Characterization is a bit of an issue here. The cast of "A Density of Souls" aren't fully rounded, but they're not two-dimensional either. At first I thought Rice was trying to convey something deeper but didn't quite have the words for it, but now I think it's more because this type of story - dealing with a network of interconnected histories rather than any one person's tale - wouldn't benefit from scooping out the insides of an individual's head for the purpose of deep introspection. In that sense, what we get is enough, especially considering that we're simultaneously exploring two generations of each family.

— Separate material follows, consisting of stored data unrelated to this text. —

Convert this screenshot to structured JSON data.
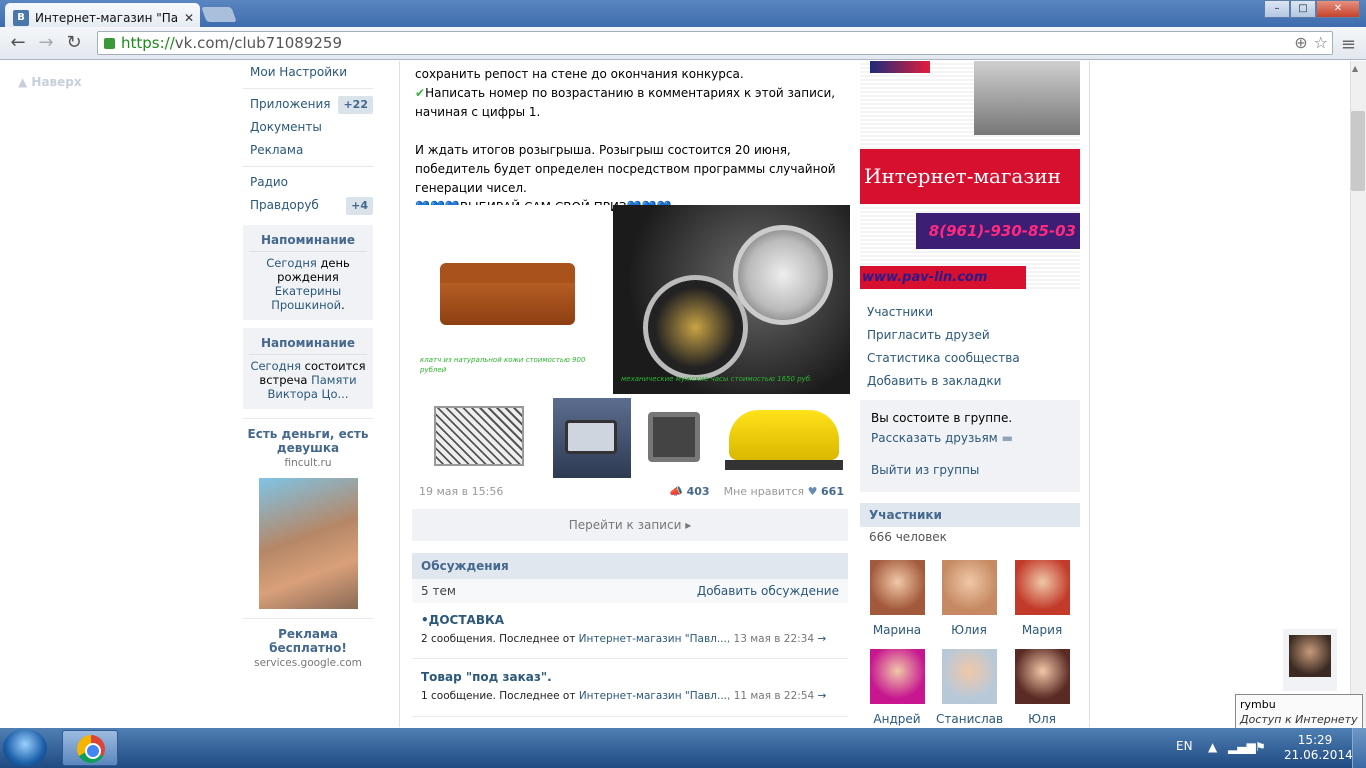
{
  "browser": {
    "tab_title": "Интернет-магазин \"Павл",
    "url_proto": "https://",
    "url_rest": "vk.com/club71089259",
    "win_min": "–",
    "win_max": "□",
    "win_close": "✕"
  },
  "page": {
    "up_link": "Наверх",
    "left_nav": [
      {
        "label": "Мои Настройки",
        "count": ""
      },
      {
        "label": "Приложения",
        "count": "+22"
      },
      {
        "label": "Документы",
        "count": ""
      },
      {
        "label": "Реклама",
        "count": ""
      },
      {
        "label": "Радио",
        "count": ""
      },
      {
        "label": "Правдоруб",
        "count": "+4"
      }
    ],
    "reminder1": {
      "title": "Напоминание",
      "l1": "Сегодня",
      "t1": " день рождения ",
      "l2": "Екатерины Прошкиной",
      "t2": "."
    },
    "reminder2": {
      "title": "Напоминание",
      "l1": "Сегодня",
      "t1": " состоится встреча ",
      "l2": "Памяти Виктора Цо..."
    },
    "ad1": {
      "title": "Есть деньги, есть девушка",
      "domain": "fincult.ru"
    },
    "ad2": {
      "title": "Реклама бесплатно!",
      "domain": "services.google.com"
    },
    "post": {
      "line1": "сохранить репост на стене до окончания конкурса.",
      "line2": "Написать номер по возрастанию в комментариях к этой записи, начиная с цифры 1.",
      "line3": "И ждать итогов розыгрыша. Розыгрыш состоится 20 июня, победитель будет определен посредством программы случайной генерации чисел.",
      "hearts": "💙💙💙",
      "line4": "ВЫБИРАЙ САМ СВОЙ ПРИЗ",
      "check": "✔",
      "photo1_caption": "клатч из натуральной кожи стоимостью 900 рублей",
      "photo2_caption": "механические мужские часы стоимостью 1650 руб.",
      "date": "19 мая в 15:56",
      "reposts": "403",
      "likes_label": "Мне нравится",
      "likes": "661",
      "goto": "Перейти к записи"
    },
    "discussions": {
      "title": "Обсуждения",
      "count": "5 тем",
      "add": "Добавить обсуждение",
      "topics": [
        {
          "title": "•ДОСТАВКА",
          "msgs": "2 сообщения. Последнее от ",
          "author": "Интернет-магазин \"Павл...",
          "date": ", 13 мая в 22:34",
          "arrow": "→"
        },
        {
          "title": "Товар \"под заказ\".",
          "msgs": "1 сообщение. Последнее от ",
          "author": "Интернет-магазин \"Павл...",
          "date": ", 11 мая в 22:54",
          "arrow": "→"
        }
      ]
    },
    "banner": {
      "shop": "Интернет-магазин",
      "phone": "8(961)-930-85-03",
      "site": "www.pav-lin.com"
    },
    "right_links": [
      "Участники",
      "Пригласить друзей",
      "Статистика сообщества",
      "Добавить в закладки"
    ],
    "join": {
      "status": "Вы состоите в группе.",
      "tell": "Рассказать друзьям",
      "leave": "Выйти из группы"
    },
    "members": {
      "title": "Участники",
      "count": "666 человек",
      "list": [
        {
          "name": "Марина",
          "color": "#a35a3c"
        },
        {
          "name": "Юлия",
          "color": "#c58a62"
        },
        {
          "name": "Мария",
          "color": "#c23a2a"
        },
        {
          "name": "Андрей",
          "color": "#c7168f"
        },
        {
          "name": "Станислав",
          "color": "#b7c9d9"
        },
        {
          "name": "Юля",
          "color": "#5a2a24"
        }
      ]
    },
    "chat_tooltip": {
      "name": "rymbu",
      "status": "Доступ к Интернету"
    }
  },
  "taskbar": {
    "lang": "EN",
    "time": "15:29",
    "date": "21.06.2014"
  }
}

Rice's status as a novice is more apparent in some places than in others; on a purely technical level, his sentence structure leaves something to be desired, but that's more irritating than genuinely disruptive. The mercifully brief suggestion of the supernatural is indicative of the book's larger struggle for identity - it's part "Dawson's Creek" and part "Blue Velvet", and to Rice's credit he reconciles these aspects seamlessly, but then you get accusations of witchcraft in the middle of a completely realistic narrative, and that comes off as Rice invoking tropes associated with his mother's novels not because they have any functional purpose, but because they make for a useful crutch. I also can't deny there's an element of artificiality when it comes to the weepy gay guy becoming the object of everyone's affections - that's more about wish fulfillment than maintaining credibility.

At the same time, I was captivated by these characters, by their lives and their secrets, by Jordan's quest for the truth, by the shocking twists that pepper the book all the way to its very last page. And that's no small feat for a beginner. "A Density of Souls" has its flaws, no question, but it does quite a bit right as well.